How do quality thresholds change which model produces more usable diversity?
This explores a measurement trap: whether you put a quality filter in front of 'diversity' decides which model looks more diverse — and the ranking can flip depending on where you set the bar.
This explores a measurement trap: whether you count all of a model's outputs or only the ones that clear a quality bar changes the answer to 'which model is more diverse,' and the two answers can point at different models. The corpus's sharpest claim is that base models only *appear* more diverse because their variance spreads into incoherent space — once you measure diversity among quality-passing outputs instead of all outputs, preference-tuned models generate *more* semantic diversity, not less Does preference tuning actually reduce the diversity of model outputs?. So the threshold isn't a detail of the experiment; it's the thing that decides who wins. Set the bar at zero and the noisy model looks creative. Raise it and the disciplined model pulls ahead.
This reframes a finding that otherwise seems to contradict it. Smaller models around 500M parameters produce more unique outputs per sample, because larger models concentrate probability mass on their preferred answers Why aren't bigger models better for generating diverse outputs?. But 'unique per sample' is raw uniqueness with no quality gate — exactly the metric that flatters incoherent variance. The two notes aren't in conflict; they're measuring at different thresholds. The reader's takeaway: 'more diverse' is meaningless without naming the quality floor you measured above.
The deeper reason this matters is that quality, diversity, and complexity are not one axis — they drive different things downstream. Quality drives in-distribution generalization, diversity drives out-of-distribution generalization, and most evaluation collapses all three into a single quality score, which is precisely how self-improvement loops quietly bleed out their diversity How do quality, diversity, and complexity affect synthetic data differently?. A single threshold that conflates these will systematically pick the wrong model for whichever job you actually care about.

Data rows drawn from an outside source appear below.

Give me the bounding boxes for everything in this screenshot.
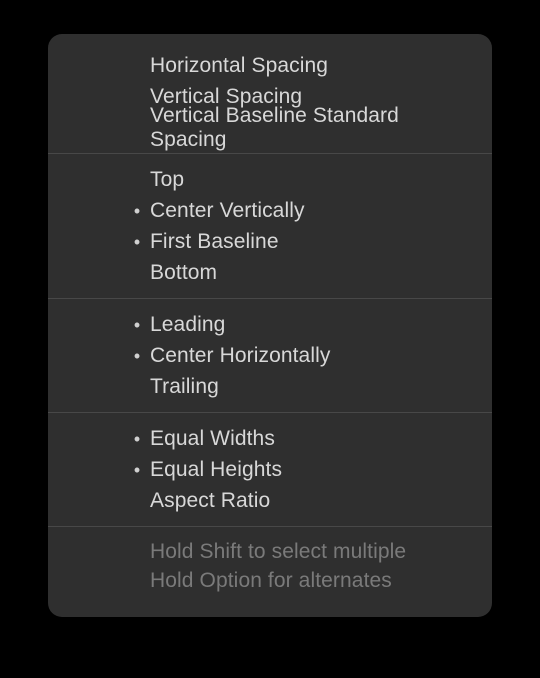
menu-item-label: Equal Heights — [150, 458, 282, 482]
hint-shift: • Hold Shift to select multiple — [48, 537, 492, 566]
menu-item-first-baseline[interactable]: • First Baseline — [48, 226, 492, 257]
menu-item-leading[interactable]: • Leading — [48, 309, 492, 340]
menu-item-label: Bottom — [150, 261, 217, 285]
selection-bullet-icon: • — [124, 347, 150, 365]
menu-item-label: Aspect Ratio — [150, 489, 270, 513]
menu-item-center-vertically[interactable]: • Center Vertically — [48, 195, 492, 226]
menu-item-label: First Baseline — [150, 230, 279, 254]
menu-item-label: Leading — [150, 313, 225, 337]
menu-item-label: Center Horizontally — [150, 344, 330, 368]
hint-option: • Hold Option for alternates — [48, 566, 492, 595]
menu-item-equal-heights[interactable]: • Equal Heights — [48, 454, 492, 485]
menu-item-vertical-baseline-standard-spacing[interactable]: • Vertical Baseline Standard Spacing — [48, 112, 492, 143]
menu-group-horizontal-align: • Leading • Center Horizontally • Traili… — [48, 305, 492, 406]
menu-item-trailing[interactable]: • Trailing — [48, 371, 492, 402]
menu-item-label: Horizontal Spacing — [150, 54, 328, 78]
constraints-menu: • Horizontal Spacing • Vertical Spacing … — [48, 34, 492, 617]
separator — [48, 153, 492, 154]
menu-group-vertical-align: • Top • Center Vertically • First Baseli… — [48, 160, 492, 292]
hint-label: Hold Shift to select multiple — [150, 540, 406, 564]
menu-item-label: Equal Widths — [150, 427, 275, 451]
menu-item-horizontal-spacing[interactable]: • Horizontal Spacing — [48, 50, 492, 81]
hint-label: Hold Option for alternates — [150, 569, 392, 593]
menu-group-spacing: • Horizontal Spacing • Vertical Spacing … — [48, 46, 492, 147]
selection-bullet-icon: • — [124, 461, 150, 479]
menu-item-center-horizontally[interactable]: • Center Horizontally — [48, 340, 492, 371]
separator — [48, 526, 492, 527]
selection-bullet-icon: • — [124, 316, 150, 334]
menu-item-aspect-ratio[interactable]: • Aspect Ratio — [48, 485, 492, 516]
selection-bullet-icon: • — [124, 430, 150, 448]
separator — [48, 412, 492, 413]
menu-item-label: Vertical Baseline Standard Spacing — [150, 104, 474, 152]
menu-item-top[interactable]: • Top — [48, 164, 492, 195]
separator — [48, 298, 492, 299]
selection-bullet-icon: • — [124, 202, 150, 220]
menu-item-bottom[interactable]: • Bottom — [48, 257, 492, 288]
selection-bullet-icon: • — [124, 233, 150, 251]
menu-item-label: Center Vertically — [150, 199, 305, 223]
menu-group-hints: • Hold Shift to select multiple • Hold O… — [48, 533, 492, 599]
menu-item-label: Top — [150, 168, 184, 192]
menu-item-equal-widths[interactable]: • Equal Widths — [48, 423, 492, 454]
menu-item-label: Trailing — [150, 375, 219, 399]
menu-group-sizing: • Equal Widths • Equal Heights • Aspect … — [48, 419, 492, 520]
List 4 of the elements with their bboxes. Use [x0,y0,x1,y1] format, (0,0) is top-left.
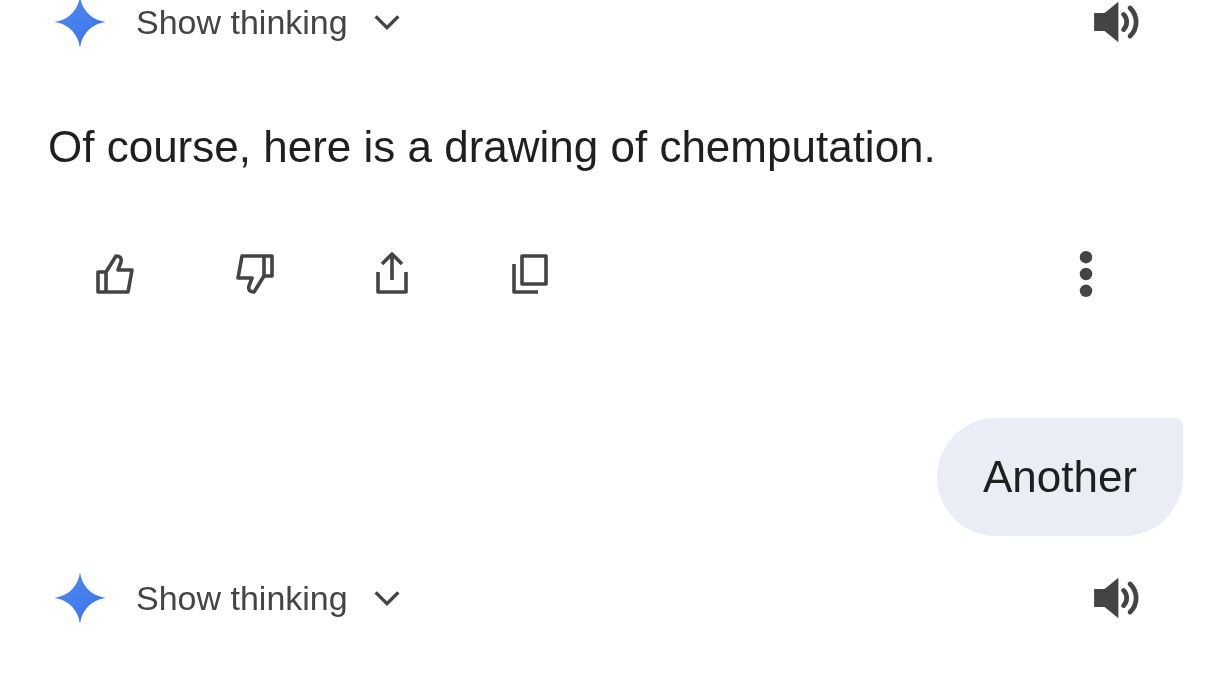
user-message: Another [936,418,1183,536]
show-thinking-toggle[interactable]: Show thinking [136,2,348,42]
show-thinking-toggle[interactable]: Show thinking [136,578,348,618]
response-text: Of course, here is a drawing of chemputation. [48,122,937,172]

The corpus also says the threshold question is domain-dependent, not universal. The same preference tuning that compresses diversity in code (where the reward is converging on the correct solution) expands it in creative writing (where the reward is standing out) Does preference tuning always reduce diversity the same way?. So 'usable diversity above threshold' has a different shape per domain — the bar that filters helpfully for code filters harmfully for prose. And rather than treat quality and diversity as a trade-off you tune a threshold to balance, one line of work optimizes both jointly: a learned classifier rewards semantic diversity *during* RL and finds the diversity pressure actually catalyzes higher-quality outputs than quality-only training Can diversity optimization improve quality during language model training?.
The thing you didn't know you wanted to know: the reason ensembling many models for diversity disappoints is the same threshold logic at population scale. Across 70+ models and 26K open-ended queries, models independently converge on near-identical answers — an 'Artificial Hivemind' from shared training data and alignment Do different AI models actually produce diverse outputs?. Above a usability threshold, the diversity between models collapses too, not just within one. So 'which model produces more usable diversity' may, past a high enough bar, have the deflating answer: barely any of them, and barely differently.
Sources 6 notes
When diversity is measured among quality-passing outputs rather than all outputs, preference-tuned models generate greater semantic diversity than base models. Base models appear more diverse only because their variance spans incoherent space.
Research shows that for synthetic data generation, models around 500M parameters outperform larger ones in output diversity per sample. Larger models concentrate probability mass on preferred outputs, reducing the variety of distinct samples generated within a fixed budget.
Quality drives in-distribution generalization, diversity enables out-of-distribution generalization, and complexity strengthens both. Current evaluation methods collapse these into a single quality metric, causing self-improvement loops to degrade through irreversible diversity loss.
RLHF reduces lexical-syntactic diversity in code generation but increases it in creative writing. The direction depends on what each domain incentivizes: code rewards convergence toward correct solutions, while creative writing rewards stylistic distinctiveness.
DARLING jointly optimizes for quality and semantic diversity using a learned classifier, finding that diversity rewards catalyze exploration and produce higher-quality outputs than quality-only baselines across both creative and mathematical tasks.
INFINITY-CHAT analyzed 70+ models across 26K open-ended queries and found an "Artificial Hivemind" effect: models independently generate strikingly similar or identical responses due to overlapping training data and alignment procedures, undermining the diversity benefits of model ensembles.